I’ve finished a pile things since I last did a reading post, so I guess I’ll split them into a couple separate posts, with this one focusing on short stories.
I had mixed feelings about “One Hot Night” by Archie Weller. Weller is an Australian, part-Aboriginal author. Overall, I’m glad I read it, despite the seemingly nonchalant references to violence against women. (I say “seemingly” because I do actually suspect that it was very intentional and with purpose.) I sometimes forget that racism does not solely reside in the U.S. It is, of course, still a disgraceful, horrible reality in most (or more likely, all) of Western society. And this story, “One Hot Night,” depicts the reality of it in Australia, not through soap-box proclamations, but simply through the story of an evening in the life of three young Aboriginal men. It broke my heart in about a dozen different ways. (I read this story in Indigenous Australian Voices edited by Jennifer Sabbioni, Kay Schaffer, and Sidonie Smith. Unfortunately there were very few short stories in this anthology; it instead contained many excerpts from longer works, and for whatever reason I don’t tend to read those.)

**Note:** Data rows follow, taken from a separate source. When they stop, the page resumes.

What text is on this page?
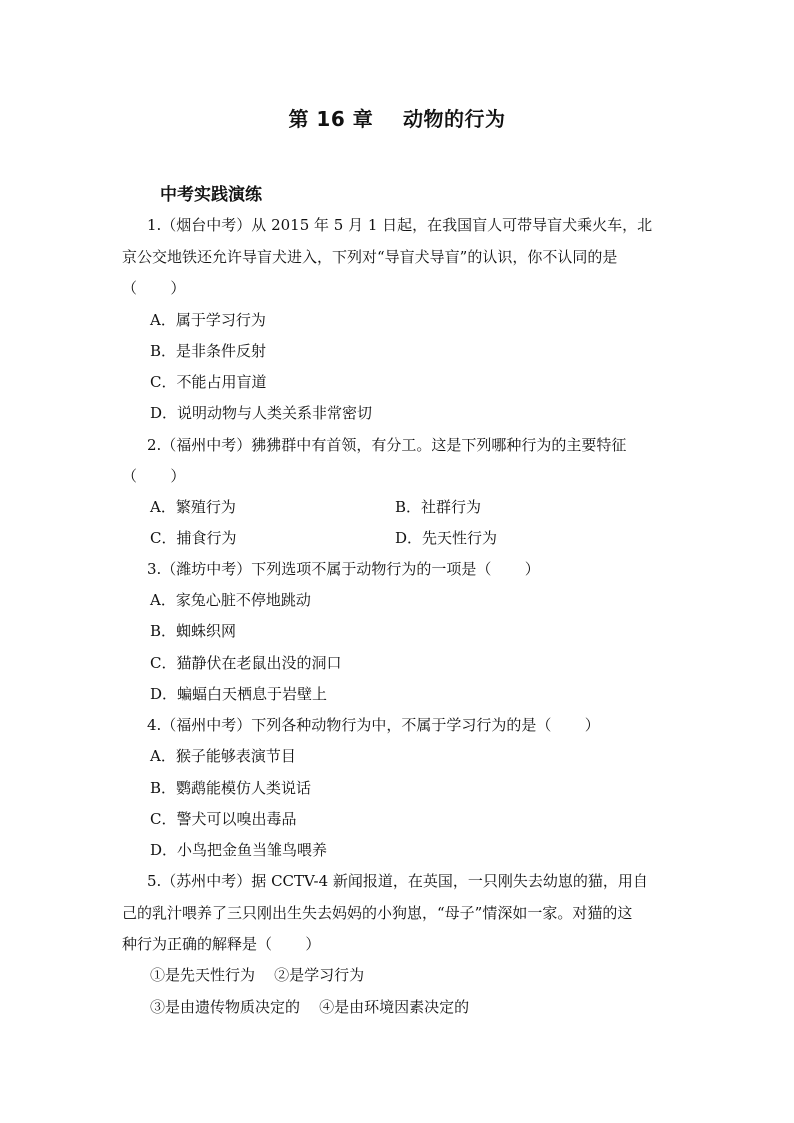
第 16 章    动物的行为
中考实践演练
1.（烟台中考）从 2015 年 5 月 1 日起，在我国盲人可带导盲犬乘火车，北
京公交地铁还允许导盲犬进入，下列对“导盲犬导盲”的认识，你不认同的是
（       ）
A．属于学习行为
B．是非条件反射
C．不能占用盲道
D．说明动物与人类关系非常密切
2.（福州中考）狒狒群中有首领，有分工。这是下列哪种行为的主要特征
（       ）
A．繁殖行为	B．社群行为
C．捕食行为	D．先天性行为
3.（潍坊中考）下列选项不属于动物行为的一项是（       ）
A．家兔心脏不停地跳动
B．蜘蛛织网
C．猫静伏在老鼠出没的洞口
D．蝙蝠白天栖息于岩壁上
4.（福州中考）下列各种动物行为中，不属于学习行为的是（       ）
A．猴子能够表演节目
B．鹦鹉能模仿人类说话
C．警犬可以嗅出毒品
D．小鸟把金鱼当雏鸟喂养
5.（苏州中考）据 CCTV-4 新闻报道，在英国，一只刚失去幼崽的猫，用自
己的乳汁喂养了三只刚出生失去妈妈的小狗崽，“母子”情深如一家。对猫的这
种行为正确的解释是（       ）
①是先天性行为    ②是学习行为
③是由遗传物质决定的    ④是由环境因素决定的
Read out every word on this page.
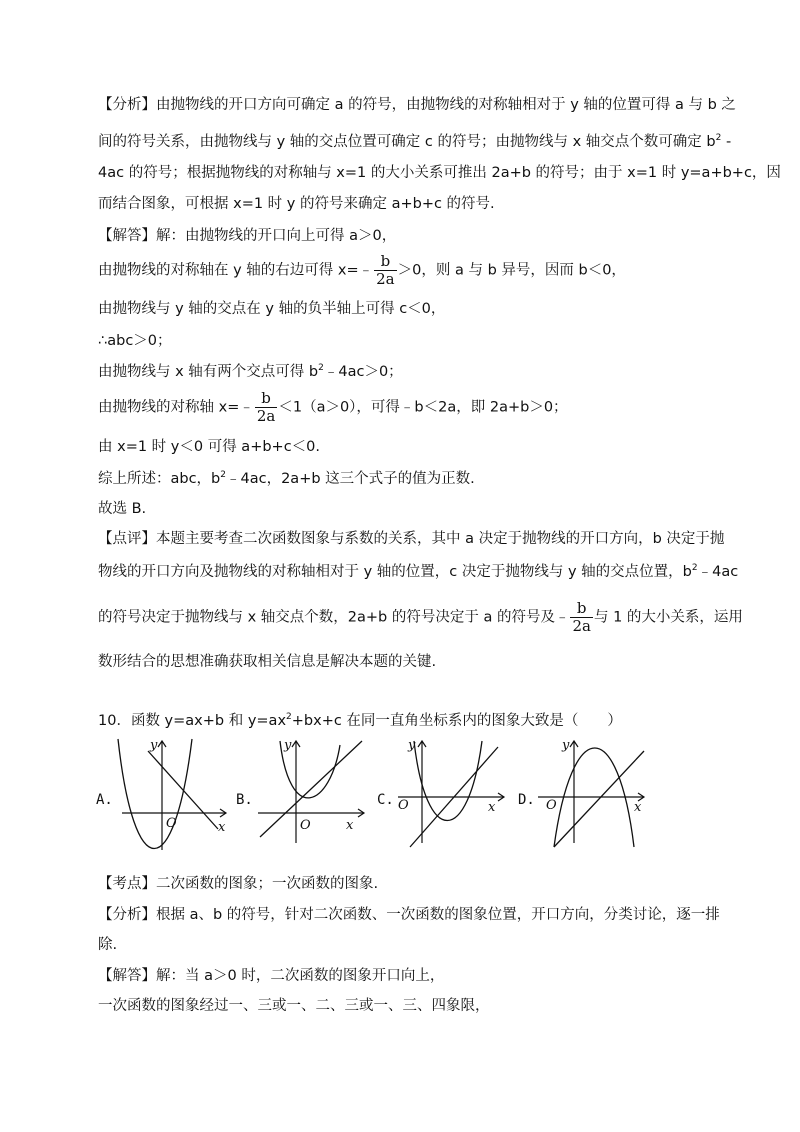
【分析】由抛物线的开口方向可确定 a 的符号，由抛物线的对称轴相对于 y 轴的位置可得 a 与 b 之
间的符号关系，由抛物线与 y 轴的交点位置可确定 c 的符号；由抛物线与 x 轴交点个数可确定 $b^2$ -
4ac 的符号；根据抛物线的对称轴与 x=1 的大小关系可推出 2a+b 的符号；由于 x=1 时 y=a+b+c，因
而结合图象，可根据 x=1 时 y 的符号来确定 a+b+c 的符号.
【解答】解：由抛物线的开口向上可得 a＞0，
由抛物线的对称轴在 y 轴的右边可得 x=﹣ $\frac{b}{2a} >0$，则 a 与 b 异号，因而 b＜0，
由抛物线与 y 轴的交点在 y 轴的负半轴上可得 c＜0，
∴abc＞0；
由抛物线与 x 轴有两个交点可得 $b^2﹣4ac>0$；
由抛物线的对称轴 x=﹣ $\frac{b}{2a} <1(a>0)$，可得﹣b＜2a，即 2a+b＞0；
由 x=1 时 y＜0 可得 a+b+c＜0.
综上所述：abc，$b^2﹣4ac$，2a+b 这三个式子的值为正数.
故选 B.
【点评】本题主要考查二次函数图象与系数的关系，其中 a 决定于抛物线的开口方向，b 决定于抛
物线的开口方向及抛物线的对称轴相对于 y 轴的位置，c 决定于抛物线与 y 轴的交点位置，$b^2﹣4ac$
的符号决定于抛物线与 x 轴交点个数，2a+b 的符号决定于 a 的符号及﹣ $\frac{b}{2a}$ 与 1 的大小关系，运用
数形结合的思想准确获取相关信息是解决本题的关键.
10．函数 y=ax+b 和 $y=ax^2+bx+c$ 在同一直角坐标系内的图象大致是（　　）
A.
y
O	x
B.
y
O	x
C.
y
O	x D.
y
O	x
【考点】二次函数的图象；一次函数的图象.
【分析】根据 a、b 的符号，针对二次函数、一次函数的图象位置，开口方向，分类讨论，逐一排
除.
【解答】解：当 a＞0 时，二次函数的图象开口向上，
一次函数的图象经过一、三或一、二、三或一、三、四象限，
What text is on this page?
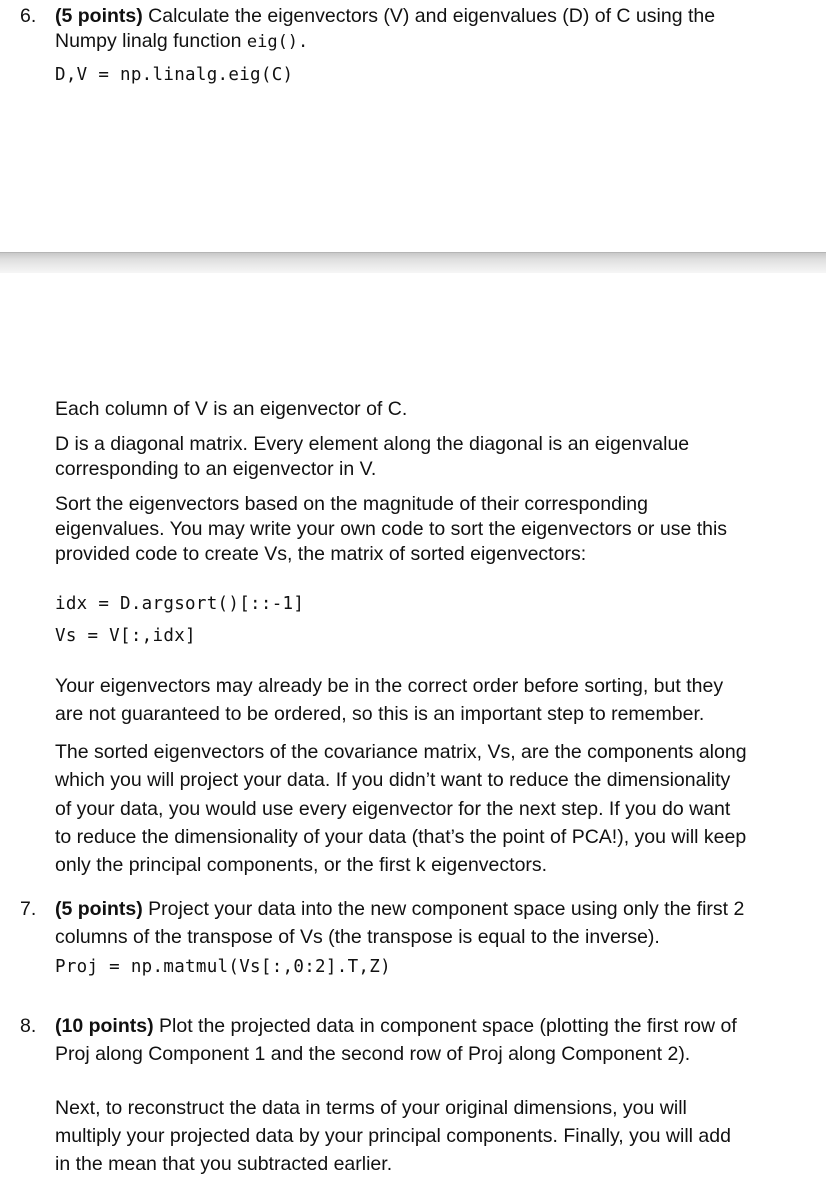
6. (5 points) Calculate the eigenvectors (V) and eigenvalues (D) of C using the
Numpy linalg function eig().
D,V = np.linalg.eig(C)
Each column of V is an eigenvector of C.
D is a diagonal matrix. Every element along the diagonal is an eigenvalue
corresponding to an eigenvector in V.
Sort the eigenvectors based on the magnitude of their corresponding
eigenvalues. You may write your own code to sort the eigenvectors or use this
provided code to create Vs, the matrix of sorted eigenvectors:
idx = D.argsort()[::-1]
Vs = V[:,idx]
Your eigenvectors may already be in the correct order before sorting, but they
are not guaranteed to be ordered, so this is an important step to remember.
The sorted eigenvectors of the covariance matrix, Vs, are the components along
which you will project your data. If you didn’t want to reduce the dimensionality
of your data, you would use every eigenvector for the next step. If you do want
to reduce the dimensionality of your data (that’s the point of PCA!), you will keep
only the principal components, or the first k eigenvectors.
7. (5 points) Project your data into the new component space using only the first 2
columns of the transpose of Vs (the transpose is equal to the inverse).
Proj = np.matmul(Vs[:,0:2].T,Z)
8. (10 points) Plot the projected data in component space (plotting the first row of
Proj along Component 1 and the second row of Proj along Component 2).
Next, to reconstruct the data in terms of your original dimensions, you will
multiply your projected data by your principal components. Finally, you will add
in the mean that you subtracted earlier.
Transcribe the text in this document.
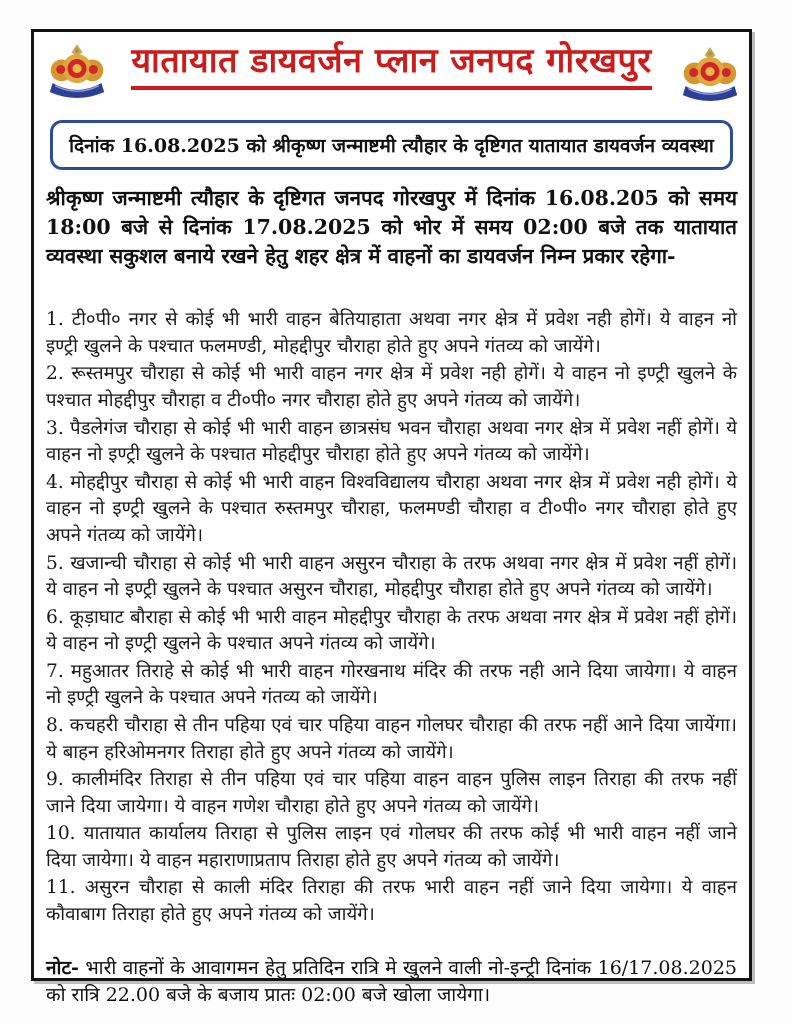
यातायात डायवर्जन प्लान जनपद गोरखपुर
दिनांक 16.08.2025 को श्रीकृष्ण जन्माष्टमी त्यौहार के दृष्टिगत यातायात डायवर्जन व्यवस्था

श्रीकृष्ण जन्माष्टमी त्यौहार के दृष्टिगत जनपद गोरखपुर में दिनांक 16.08.205 को समय 18:00 बजे से दिनांक 17.08.2025 को भोर में समय 02:00 बजे तक यातायात व्यवस्था सकुशल बनाये रखने हेतु शहर क्षेत्र में वाहनों का डायवर्जन निम्न प्रकार रहेगा-

1. टी०पी० नगर से कोई भी भारी वाहन बेतियाहाता अथवा नगर क्षेत्र में प्रवेश नही होगें। ये वाहन नो इण्ट्री खुलने के पश्चात फलमण्डी, मोहद्दीपुर चौराहा होते हुए अपने गंतव्य को जायेंगे।

2. रूस्तमपुर चौराहा से कोई भी भारी वाहन नगर क्षेत्र में प्रवेश नही होगें। ये वाहन नो इण्ट्री खुलने के पश्चात मोहद्दीपुर चौराहा व टी०पी० नगर चौराहा होते हुए अपने गंतव्य को जायेंगे।

3. पैडलेगंज चौराहा से कोई भी भारी वाहन छात्रसंघ भवन चौराहा अथवा नगर क्षेत्र में प्रवेश नहीं होगें। ये वाहन नो इण्ट्री खुलने के पश्चात मोहद्दीपुर चौराहा होते हुए अपने गंतव्य को जायेंगे।

4. मोहद्दीपुर चौराहा से कोई भी भारी वाहन विश्वविद्यालय चौराहा अथवा नगर क्षेत्र में प्रवेश नही होगें। ये वाहन नो इण्ट्री खुलने के पश्चात रुस्तमपुर चौराहा, फलमण्डी चौराहा व टी०पी० नगर चौराहा होते हुए अपने गंतव्य को जायेंगे।

5. खजान्ची चौराहा से कोई भी भारी वाहन असुरन चौराहा के तरफ अथवा नगर क्षेत्र में प्रवेश नहीं होगें। ये वाहन नो इण्ट्री खुलने के पश्चात असुरन चौराहा, मोहद्दीपुर चौराहा होते हुए अपने गंतव्य को जायेंगे।

6. कूड़ाघाट बौराहा से कोई भी भारी वाहन मोहद्दीपुर चौराहा के तरफ अथवा नगर क्षेत्र में प्रवेश नहीं होगें। ये वाहन नो इण्ट्री खुलने के पश्चात अपने गंतव्य को जायेंगे।

7. महुआतर तिराहे से कोई भी भारी वाहन गोरखनाथ मंदिर की तरफ नही आने दिया जायेगा। ये वाहन नो इण्ट्री खुलने के पश्चात अपने गंतव्य को जायेंगे।

8. कचहरी चौराहा से तीन पहिया एवं चार पहिया वाहन गोलघर चौराहा की तरफ नहीं आने दिया जायेंगा। ये बाहन हरिओमनगर तिराहा होते हुए अपने गंतव्य को जायेंगे।

9. कालीमंदिर तिराहा से तीन पहिया एवं चार पहिया वाहन वाहन पुलिस लाइन तिराहा की तरफ नहीं जाने दिया जायेगा। ये वाहन गणेश चौराहा होते हुए अपने गंतव्य को जायेंगे।

10. यातायात कार्यालय तिराहा से पुलिस लाइन एवं गोलघर की तरफ कोई भी भारी वाहन नहीं जाने दिया जायेगा। ये वाहन महाराणाप्रताप तिराहा होते हुए अपने गंतव्य को जायेंगे।

11. असुरन चौराहा से काली मंदिर तिराहा की तरफ भारी वाहन नहीं जाने दिया जायेगा। ये वाहन कौवाबाग तिराहा होते हुए अपने गंतव्य को जायेंगे।

नोट- भारी वाहनों के आवागमन हेतु प्रतिदिन रात्रि मे खुलने वाली नो-इन्ट्री दिनांक 16/17.08.2025 को रात्रि 22.00 बजे के बजाय प्रातः 02:00 बजे खोला जायेगा।
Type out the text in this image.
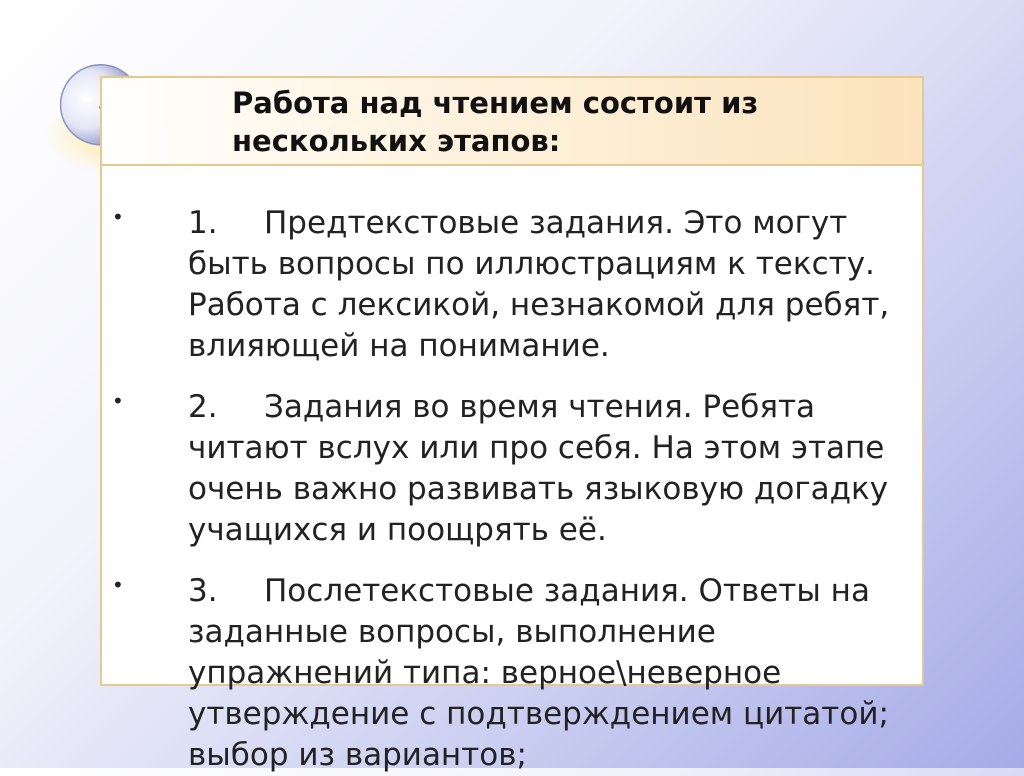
Работа над чтением состоит из нескольких этапов:
• 1.	Предтекстовые задания. Это могут быть вопросы по иллюстрациям к тексту. Работа с лексикой, незнакомой для ребят, влияющей на понимание.

• 2.	Задания во время чтения. Ребята читают вслух или про себя. На этом этапе очень важно развивать языковую догадку учащихся и поощрять её.

• 3.	Послетекстовые задания. Ответы на заданные вопросы, выполнение упражнений типа: верное\неверное утверждение с подтверждением цитатой; выбор из вариантов;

The next short story I read was “Deer Woman” by Paula Gunn Allen. Of Laguna, Sioux, and Lebanese-American descent, Paula Gunn Allen identified as Laguna. Her fiction writings are said to be inspired by Pueblo tales, and that is evident in her wonderful story “Deer Woman.” As much as I enjoyed this story, I think I enjoyed learning about Paula Gunn Allen even more. What an incredibly cool woman she was, both creative writer and scholar, feminist and lesbian, poet and literary critic. I’m looking forward to reading more of her work. (From Reckonings: Contemporary Short Fiction by Native American Women edited by Hertha D. Sweet Wong, Lauren Stuart Muller, and Jana Sequoya Magdaleno)
“The Turtle Gal” by Beth E. Brant was my favorite of the bunch. Oh my, but how this one stole my heart. Made me want to read everything she ever wrote…but of course, I fear I couldn’t possibly love any story more than this one. I am a sucker for stories of making your own family, and this was one of the most beautiful ones I’ve ever read. It’s the story of an old gay black man, alone since his love died, and a little Native American girl, alone when her mother dies, and how they choose to make a new family of their own. Beth E. Brandt was of Mohawk descent. (Also from Reckonings: Contemporary Short Fiction by Native American Women)
And finally, I read “minimal indian” by Diane Glancy, a Cherokee writer. I also enjoyed this story, though in some way that I can’t quite put my finger on, I felt more removed from it. Or maybe that’s not quite the right way to say it. It’s just that I came away from this story knowing that I hadn’t taken away as much from the story as the author so generously gave. But despite my failure, I feel it was more than worth my time. There were moments when I felt I was reading poetry, and thus it didn’t surprise me to find that along with an author of short stories, Diane Glancy is also a poet, a playwright, and an essayist. (This too was from Reckonings: Contemporary Short Fiction by Native American Women.)